FIRST REGULAR SESSION

SENATE BILL NO. 497

90TH GENERAL ASSEMBLY


INTRODUCED BY SENATOR EHLMANN.

Read 1st time February 25, 1999, and 1,000 copies ordered printed.



TERRY L. SPIELER, Secretary.

S2132.01I


AN ACT

To amend chapter 135, RSMo, by adding thereto one new section relating to tax credits for donations to scholarship charities.


Be it enacted by the General Assembly of the State of Missouri, as follows:

Section A.  Chapter 135, RSMo, is amended by adding thereto one new section, to be known as section 135.825, to read as follows:

135.825.  1.  As used in this act, the following terms shall mean:

(1)  "Director", the director of the department of economic development;

(2)  "Scholarship charity", a charitable organization in this state that is exempt from federal taxation pursuant to section 501(c)(3) of the Internal Revenue Code, as amended, and that allocates at least ninety percent of its annual revenue for educational scholarships to children to allow them to attend a qualified school.  For purposes of this section, the phrase "qualified school" means any elementary or secondary school of a child's parents' choice which is situated in this state and does not discriminate on the basis of race, color, handicap, national origin or ancestry which a child may attend to meet the requirements of section 167.031, RSMo.  To qualify as a scholarship charity the charitable organization shall provide educational scholarships to students without limiting availability to students attending a particular school and shall give preference to students of families who demonstrate financial need;

(3)  "Taxpayer", a person, individual, firm, a partner in a firm, corporation or shareholder in a corporation.

2.  Any taxpayer which makes voluntary cash contributions to a scholarship charity shall receive a credit against the tax otherwise due pursuant to chapter 143, RSMo, other than taxes withheld pursuant to sections 143.191 to 143.265, RSMo, in an amount equal to fifty percent of all such contributions made during such taxpayer's taxable year; except that no taxpayer shall claim a credit pursuant to this section for any contribution made by the taxpayer or, in the case of a business taxpayer, an agent of the taxpayer, on behalf of the taxpayer's dependent, or in the case of a business taxpayer, on behalf of the agent's dependent.

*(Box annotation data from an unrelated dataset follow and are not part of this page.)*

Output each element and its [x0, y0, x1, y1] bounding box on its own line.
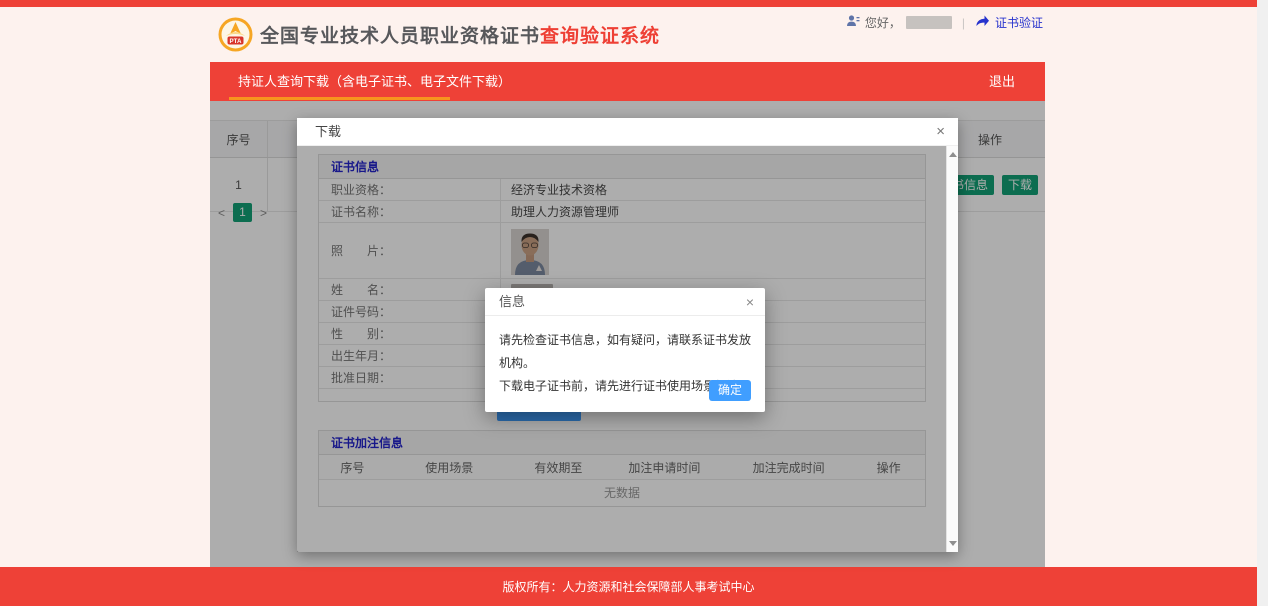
user-icon	[846, 14, 860, 31]
info-dialog: 信息 × 请先检查证书信息，如有疑问，请联系证书发放机构。 下载电子证书前，请先…	[485, 288, 765, 412]
download-modal-title: 下载	[315, 124, 341, 139]
page-title: 全国专业技术人员职业资格证书查询验证系统	[260, 21, 660, 48]
close-icon[interactable]: ×	[746, 288, 754, 316]
info-dialog-header: 信息 ×	[485, 288, 765, 316]
greeting-text: 您好，	[865, 14, 901, 31]
page-title-main: 全国专业技术人员职业资格证书	[260, 26, 540, 47]
user-area: 您好， | 证书验证	[846, 14, 1043, 31]
info-message-line-1: 请先检查证书信息，如有疑问，请联系证书发放机构。	[499, 329, 751, 375]
browser-scrollbar[interactable]	[1257, 0, 1268, 606]
cert-verify-link[interactable]: 证书验证	[995, 14, 1043, 31]
redacted-username	[906, 16, 952, 29]
logout-button[interactable]: 退出	[989, 62, 1015, 101]
close-icon[interactable]: ×	[936, 118, 945, 145]
share-arrow-icon	[975, 14, 990, 31]
tab-holder-query-download[interactable]: 持证人查询下载（含电子证书、电子文件下载）	[210, 62, 539, 101]
brand: PTA 全国专业技术人员职业资格证书查询验证系统	[218, 17, 660, 52]
copyright-text: 版权所有：人力资源和社会保障部人事考试中心	[502, 580, 754, 594]
top-accent-bar	[0, 0, 1257, 7]
ok-button[interactable]: 确定	[709, 380, 751, 401]
page-title-accent: 查询验证系统	[540, 26, 660, 47]
nav-tab-label: 持证人查询下载（含电子证书、电子文件下载）	[238, 74, 511, 89]
logo-text: PTA	[230, 38, 242, 45]
modal-scrollbar[interactable]	[946, 146, 958, 552]
active-tab-underline	[229, 97, 450, 100]
navbar: 持证人查询下载（含电子证书、电子文件下载） 退出	[210, 62, 1045, 101]
download-modal-header: 下载 ×	[297, 118, 958, 146]
pta-logo: PTA	[218, 17, 253, 52]
scroll-down-icon[interactable]	[949, 541, 957, 546]
scroll-up-icon[interactable]	[949, 152, 957, 157]
footer: 版权所有：人力资源和社会保障部人事考试中心	[0, 567, 1257, 606]
divider: |	[962, 16, 965, 30]
info-dialog-title: 信息	[499, 294, 525, 309]
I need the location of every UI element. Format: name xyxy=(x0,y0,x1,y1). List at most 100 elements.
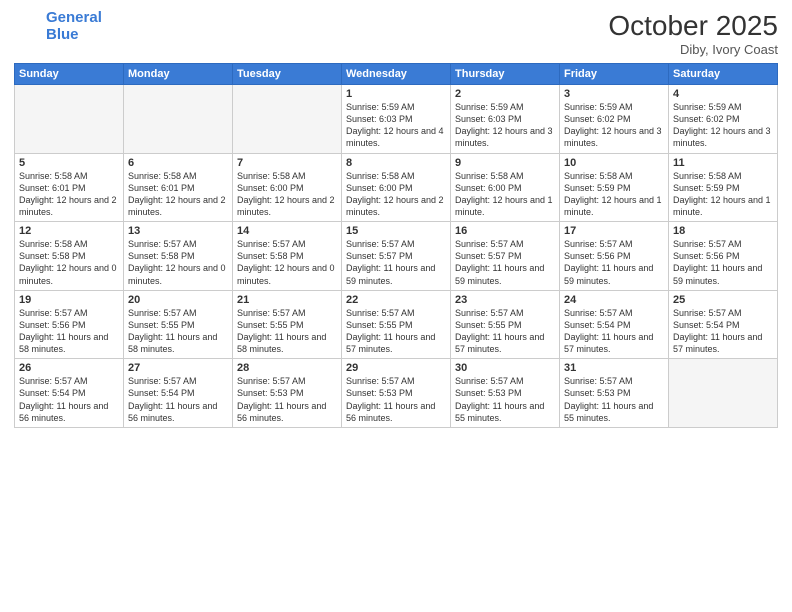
day-number: 31 xyxy=(564,362,664,374)
day-number: 7 xyxy=(237,157,337,169)
day-header-thursday: Thursday xyxy=(451,64,560,85)
day-header-tuesday: Tuesday xyxy=(233,64,342,85)
month-title: October 2025 xyxy=(608,10,778,42)
day-number: 20 xyxy=(128,294,228,306)
calendar-cell: 4Sunrise: 5:59 AM Sunset: 6:02 PM Daylig… xyxy=(669,85,778,154)
cell-info: Sunrise: 5:57 AM Sunset: 5:57 PM Dayligh… xyxy=(346,238,446,287)
cell-info: Sunrise: 5:57 AM Sunset: 5:55 PM Dayligh… xyxy=(237,307,337,356)
day-number: 11 xyxy=(673,157,773,169)
calendar-cell: 26Sunrise: 5:57 AM Sunset: 5:54 PM Dayli… xyxy=(15,359,124,428)
day-number: 3 xyxy=(564,88,664,100)
calendar-cell: 8Sunrise: 5:58 AM Sunset: 6:00 PM Daylig… xyxy=(342,153,451,222)
calendar-cell: 14Sunrise: 5:57 AM Sunset: 5:58 PM Dayli… xyxy=(233,222,342,291)
calendar-week-2: 5Sunrise: 5:58 AM Sunset: 6:01 PM Daylig… xyxy=(15,153,778,222)
day-number: 21 xyxy=(237,294,337,306)
calendar-cell: 11Sunrise: 5:58 AM Sunset: 5:59 PM Dayli… xyxy=(669,153,778,222)
calendar-cell: 16Sunrise: 5:57 AM Sunset: 5:57 PM Dayli… xyxy=(451,222,560,291)
cell-info: Sunrise: 5:57 AM Sunset: 5:54 PM Dayligh… xyxy=(564,307,664,356)
cell-info: Sunrise: 5:57 AM Sunset: 5:56 PM Dayligh… xyxy=(673,238,773,287)
day-number: 9 xyxy=(455,157,555,169)
page: General Blue October 2025 Diby, Ivory Co… xyxy=(0,0,792,612)
cell-info: Sunrise: 5:59 AM Sunset: 6:02 PM Dayligh… xyxy=(564,101,664,150)
logo-icon xyxy=(14,13,42,41)
calendar-cell xyxy=(669,359,778,428)
calendar-cell: 7Sunrise: 5:58 AM Sunset: 6:00 PM Daylig… xyxy=(233,153,342,222)
day-number: 16 xyxy=(455,225,555,237)
calendar-cell: 12Sunrise: 5:58 AM Sunset: 5:58 PM Dayli… xyxy=(15,222,124,291)
calendar-cell: 21Sunrise: 5:57 AM Sunset: 5:55 PM Dayli… xyxy=(233,290,342,359)
day-number: 28 xyxy=(237,362,337,374)
cell-info: Sunrise: 5:57 AM Sunset: 5:56 PM Dayligh… xyxy=(564,238,664,287)
calendar-cell: 24Sunrise: 5:57 AM Sunset: 5:54 PM Dayli… xyxy=(560,290,669,359)
cell-info: Sunrise: 5:57 AM Sunset: 5:54 PM Dayligh… xyxy=(128,375,228,424)
location: Diby, Ivory Coast xyxy=(608,42,778,57)
cell-info: Sunrise: 5:59 AM Sunset: 6:03 PM Dayligh… xyxy=(346,101,446,150)
day-number: 13 xyxy=(128,225,228,237)
day-number: 15 xyxy=(346,225,446,237)
cell-info: Sunrise: 5:57 AM Sunset: 5:55 PM Dayligh… xyxy=(128,307,228,356)
logo-text: General Blue xyxy=(46,10,102,43)
day-number: 26 xyxy=(19,362,119,374)
day-number: 12 xyxy=(19,225,119,237)
calendar-cell xyxy=(233,85,342,154)
calendar-week-1: 1Sunrise: 5:59 AM Sunset: 6:03 PM Daylig… xyxy=(15,85,778,154)
day-header-monday: Monday xyxy=(124,64,233,85)
calendar-cell: 20Sunrise: 5:57 AM Sunset: 5:55 PM Dayli… xyxy=(124,290,233,359)
cell-info: Sunrise: 5:58 AM Sunset: 5:58 PM Dayligh… xyxy=(19,238,119,287)
cell-info: Sunrise: 5:58 AM Sunset: 6:00 PM Dayligh… xyxy=(455,170,555,219)
calendar-cell: 5Sunrise: 5:58 AM Sunset: 6:01 PM Daylig… xyxy=(15,153,124,222)
cell-info: Sunrise: 5:59 AM Sunset: 6:03 PM Dayligh… xyxy=(455,101,555,150)
cell-info: Sunrise: 5:58 AM Sunset: 5:59 PM Dayligh… xyxy=(564,170,664,219)
day-number: 17 xyxy=(564,225,664,237)
calendar-cell: 6Sunrise: 5:58 AM Sunset: 6:01 PM Daylig… xyxy=(124,153,233,222)
calendar-cell xyxy=(124,85,233,154)
cell-info: Sunrise: 5:57 AM Sunset: 5:53 PM Dayligh… xyxy=(237,375,337,424)
day-number: 23 xyxy=(455,294,555,306)
calendar-cell: 13Sunrise: 5:57 AM Sunset: 5:58 PM Dayli… xyxy=(124,222,233,291)
day-number: 19 xyxy=(19,294,119,306)
logo: General Blue xyxy=(14,10,102,43)
calendar-week-5: 26Sunrise: 5:57 AM Sunset: 5:54 PM Dayli… xyxy=(15,359,778,428)
cell-info: Sunrise: 5:58 AM Sunset: 6:01 PM Dayligh… xyxy=(128,170,228,219)
calendar-cell: 28Sunrise: 5:57 AM Sunset: 5:53 PM Dayli… xyxy=(233,359,342,428)
title-block: October 2025 Diby, Ivory Coast xyxy=(608,10,778,57)
day-header-saturday: Saturday xyxy=(669,64,778,85)
calendar-cell xyxy=(15,85,124,154)
day-number: 18 xyxy=(673,225,773,237)
day-number: 1 xyxy=(346,88,446,100)
cell-info: Sunrise: 5:58 AM Sunset: 6:01 PM Dayligh… xyxy=(19,170,119,219)
day-number: 30 xyxy=(455,362,555,374)
calendar-cell: 2Sunrise: 5:59 AM Sunset: 6:03 PM Daylig… xyxy=(451,85,560,154)
day-number: 29 xyxy=(346,362,446,374)
day-number: 10 xyxy=(564,157,664,169)
calendar-cell: 18Sunrise: 5:57 AM Sunset: 5:56 PM Dayli… xyxy=(669,222,778,291)
day-header-wednesday: Wednesday xyxy=(342,64,451,85)
day-number: 27 xyxy=(128,362,228,374)
day-number: 8 xyxy=(346,157,446,169)
calendar-cell: 3Sunrise: 5:59 AM Sunset: 6:02 PM Daylig… xyxy=(560,85,669,154)
cell-info: Sunrise: 5:57 AM Sunset: 5:53 PM Dayligh… xyxy=(346,375,446,424)
header: General Blue October 2025 Diby, Ivory Co… xyxy=(14,10,778,57)
day-header-friday: Friday xyxy=(560,64,669,85)
calendar-cell: 10Sunrise: 5:58 AM Sunset: 5:59 PM Dayli… xyxy=(560,153,669,222)
cell-info: Sunrise: 5:57 AM Sunset: 5:58 PM Dayligh… xyxy=(237,238,337,287)
calendar-cell: 23Sunrise: 5:57 AM Sunset: 5:55 PM Dayli… xyxy=(451,290,560,359)
cell-info: Sunrise: 5:57 AM Sunset: 5:58 PM Dayligh… xyxy=(128,238,228,287)
calendar-cell: 27Sunrise: 5:57 AM Sunset: 5:54 PM Dayli… xyxy=(124,359,233,428)
calendar-week-3: 12Sunrise: 5:58 AM Sunset: 5:58 PM Dayli… xyxy=(15,222,778,291)
cell-info: Sunrise: 5:57 AM Sunset: 5:54 PM Dayligh… xyxy=(673,307,773,356)
cell-info: Sunrise: 5:57 AM Sunset: 5:56 PM Dayligh… xyxy=(19,307,119,356)
calendar-cell: 25Sunrise: 5:57 AM Sunset: 5:54 PM Dayli… xyxy=(669,290,778,359)
calendar-cell: 17Sunrise: 5:57 AM Sunset: 5:56 PM Dayli… xyxy=(560,222,669,291)
day-number: 14 xyxy=(237,225,337,237)
calendar-cell: 22Sunrise: 5:57 AM Sunset: 5:55 PM Dayli… xyxy=(342,290,451,359)
cell-info: Sunrise: 5:57 AM Sunset: 5:55 PM Dayligh… xyxy=(455,307,555,356)
day-number: 6 xyxy=(128,157,228,169)
calendar-cell: 19Sunrise: 5:57 AM Sunset: 5:56 PM Dayli… xyxy=(15,290,124,359)
calendar-cell: 29Sunrise: 5:57 AM Sunset: 5:53 PM Dayli… xyxy=(342,359,451,428)
cell-info: Sunrise: 5:57 AM Sunset: 5:54 PM Dayligh… xyxy=(19,375,119,424)
day-number: 5 xyxy=(19,157,119,169)
day-number: 24 xyxy=(564,294,664,306)
calendar-cell: 1Sunrise: 5:59 AM Sunset: 6:03 PM Daylig… xyxy=(342,85,451,154)
calendar-week-4: 19Sunrise: 5:57 AM Sunset: 5:56 PM Dayli… xyxy=(15,290,778,359)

3.  The amount of the tax credit claimed shall not exceed the amount of the taxpayer's state tax liability for the taxable year that the credit is claimed.  Any amount of credit that exceeds the tax due for a taxpayer's taxable year may be carried forward to any of the taxpayer's four subsequent taxable years.

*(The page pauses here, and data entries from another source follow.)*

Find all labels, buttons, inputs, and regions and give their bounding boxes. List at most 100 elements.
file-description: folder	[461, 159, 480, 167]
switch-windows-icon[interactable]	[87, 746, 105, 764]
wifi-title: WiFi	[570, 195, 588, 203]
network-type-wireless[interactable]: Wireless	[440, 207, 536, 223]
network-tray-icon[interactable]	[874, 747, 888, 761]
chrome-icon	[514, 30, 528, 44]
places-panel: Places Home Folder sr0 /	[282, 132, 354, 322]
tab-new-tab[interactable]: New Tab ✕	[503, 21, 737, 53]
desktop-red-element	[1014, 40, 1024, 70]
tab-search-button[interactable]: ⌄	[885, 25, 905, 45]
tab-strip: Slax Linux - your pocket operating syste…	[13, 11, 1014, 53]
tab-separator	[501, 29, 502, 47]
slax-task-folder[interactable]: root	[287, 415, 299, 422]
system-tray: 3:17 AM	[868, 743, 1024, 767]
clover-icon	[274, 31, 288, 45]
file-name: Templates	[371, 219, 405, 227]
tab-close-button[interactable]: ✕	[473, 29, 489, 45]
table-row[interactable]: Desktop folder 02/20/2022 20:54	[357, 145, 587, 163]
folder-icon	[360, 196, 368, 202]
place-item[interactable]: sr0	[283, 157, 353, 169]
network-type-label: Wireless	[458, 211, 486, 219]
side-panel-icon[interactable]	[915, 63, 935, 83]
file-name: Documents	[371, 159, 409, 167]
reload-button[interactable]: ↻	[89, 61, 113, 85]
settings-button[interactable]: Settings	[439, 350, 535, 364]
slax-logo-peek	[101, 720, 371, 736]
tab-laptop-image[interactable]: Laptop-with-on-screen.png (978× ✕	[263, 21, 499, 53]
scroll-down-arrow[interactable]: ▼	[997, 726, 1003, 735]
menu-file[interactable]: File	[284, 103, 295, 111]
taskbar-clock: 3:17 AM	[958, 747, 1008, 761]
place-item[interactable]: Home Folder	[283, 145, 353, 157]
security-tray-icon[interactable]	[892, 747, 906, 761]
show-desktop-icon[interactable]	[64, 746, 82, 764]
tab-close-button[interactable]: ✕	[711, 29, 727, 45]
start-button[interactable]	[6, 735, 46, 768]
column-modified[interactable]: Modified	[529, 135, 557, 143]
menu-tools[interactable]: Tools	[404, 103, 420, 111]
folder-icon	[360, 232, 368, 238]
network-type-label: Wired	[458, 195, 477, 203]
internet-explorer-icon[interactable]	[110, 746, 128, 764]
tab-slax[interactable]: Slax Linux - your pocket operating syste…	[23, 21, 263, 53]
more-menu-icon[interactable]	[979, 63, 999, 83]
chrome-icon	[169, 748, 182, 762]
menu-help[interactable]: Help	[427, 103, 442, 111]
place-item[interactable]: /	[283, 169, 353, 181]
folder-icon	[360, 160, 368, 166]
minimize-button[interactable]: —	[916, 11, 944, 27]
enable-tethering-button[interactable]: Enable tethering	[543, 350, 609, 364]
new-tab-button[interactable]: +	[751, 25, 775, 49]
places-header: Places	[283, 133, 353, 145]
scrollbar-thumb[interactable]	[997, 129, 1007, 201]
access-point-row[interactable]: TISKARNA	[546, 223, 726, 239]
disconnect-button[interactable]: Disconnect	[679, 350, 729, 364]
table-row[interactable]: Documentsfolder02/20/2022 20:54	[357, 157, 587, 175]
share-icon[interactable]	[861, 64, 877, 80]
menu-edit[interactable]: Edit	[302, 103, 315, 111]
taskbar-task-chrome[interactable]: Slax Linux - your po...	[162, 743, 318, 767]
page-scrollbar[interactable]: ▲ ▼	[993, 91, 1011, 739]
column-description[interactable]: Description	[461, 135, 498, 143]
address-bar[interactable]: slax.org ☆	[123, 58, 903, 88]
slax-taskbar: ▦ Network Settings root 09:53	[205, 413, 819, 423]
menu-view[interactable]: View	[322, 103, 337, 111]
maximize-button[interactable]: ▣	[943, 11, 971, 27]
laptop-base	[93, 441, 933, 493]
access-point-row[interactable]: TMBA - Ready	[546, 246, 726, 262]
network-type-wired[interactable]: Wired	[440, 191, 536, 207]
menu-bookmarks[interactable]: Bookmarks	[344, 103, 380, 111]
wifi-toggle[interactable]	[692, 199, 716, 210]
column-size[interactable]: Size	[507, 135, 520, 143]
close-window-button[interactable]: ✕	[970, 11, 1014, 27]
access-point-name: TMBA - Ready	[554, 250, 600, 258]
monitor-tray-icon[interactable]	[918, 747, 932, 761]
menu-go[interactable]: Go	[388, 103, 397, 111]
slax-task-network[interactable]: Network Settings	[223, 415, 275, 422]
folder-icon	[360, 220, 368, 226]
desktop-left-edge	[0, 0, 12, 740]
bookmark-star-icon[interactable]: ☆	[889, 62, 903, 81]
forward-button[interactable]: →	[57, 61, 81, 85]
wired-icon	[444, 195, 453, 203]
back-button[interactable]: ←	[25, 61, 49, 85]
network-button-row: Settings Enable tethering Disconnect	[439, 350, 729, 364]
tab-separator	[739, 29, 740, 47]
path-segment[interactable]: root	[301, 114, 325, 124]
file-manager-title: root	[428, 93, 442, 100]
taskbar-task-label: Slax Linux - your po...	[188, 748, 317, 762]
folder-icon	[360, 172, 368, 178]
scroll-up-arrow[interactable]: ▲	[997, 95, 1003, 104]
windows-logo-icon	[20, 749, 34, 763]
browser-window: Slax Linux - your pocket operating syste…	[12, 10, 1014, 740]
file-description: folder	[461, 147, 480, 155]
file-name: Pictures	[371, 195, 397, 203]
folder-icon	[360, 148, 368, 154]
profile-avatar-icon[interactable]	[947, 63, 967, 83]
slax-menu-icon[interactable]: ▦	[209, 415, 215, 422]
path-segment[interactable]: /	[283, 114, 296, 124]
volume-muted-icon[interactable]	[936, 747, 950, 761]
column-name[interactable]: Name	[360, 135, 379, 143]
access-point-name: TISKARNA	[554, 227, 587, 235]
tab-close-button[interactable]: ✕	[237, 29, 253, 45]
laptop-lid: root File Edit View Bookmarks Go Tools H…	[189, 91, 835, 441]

4.  The cumulative amount of tax credits allowed pursuant to this section shall not exceed five million dollars per fiscal year.

5.  The director shall determine, at least annually, which charities in this state may be classified as scholarship charities.  The director may require a charity seeking classification as a scholarship charity to provide any information reasonably necessary to make such a determination.  The director shall classify a charity as a scholarship charity if such charity meets the criteria provided in subdivision (2) of subsection 1 of this section.

6.  The director shall establish a procedure by which a taxpayer can determine if a charity has been classified as a scholarship charity, and by which such taxpayer can then contribute to such scholarship charity and claim a tax credit pursuant to this section.

7.  The director shall establish a procedure by which, from the beginning of the fiscal year until some point in time later in the fiscal year to be determined by the director, the cumulative amount of tax credits are equally apportioned among all charities classified as scholarship charities.  If a scholarship charity fails to use all, or some percentage to be determined by the director, of its apportioned tax credits during this predetermined period of time, the director may reapportion these unused tax credits to those scholarship charities that have used all, or some percentage to be determined by the director, of their apportioned tax credits during this predetermined period of time.  The director may establish more than one period of time and reapportion more than once during each fiscal year.  To the maximum extent possible, the director shall establish the procedure described in this subsection in such a manner as to ensure that taxpayers can claim all the tax credits possible up to the cumulative amount of tax credits available for the fiscal year.

8.  No rule or portion of a rule promulgated pursuant to the authority of this section shall become effective unless it has been promulgated pursuant to the provisions of chapter 536, RSMo.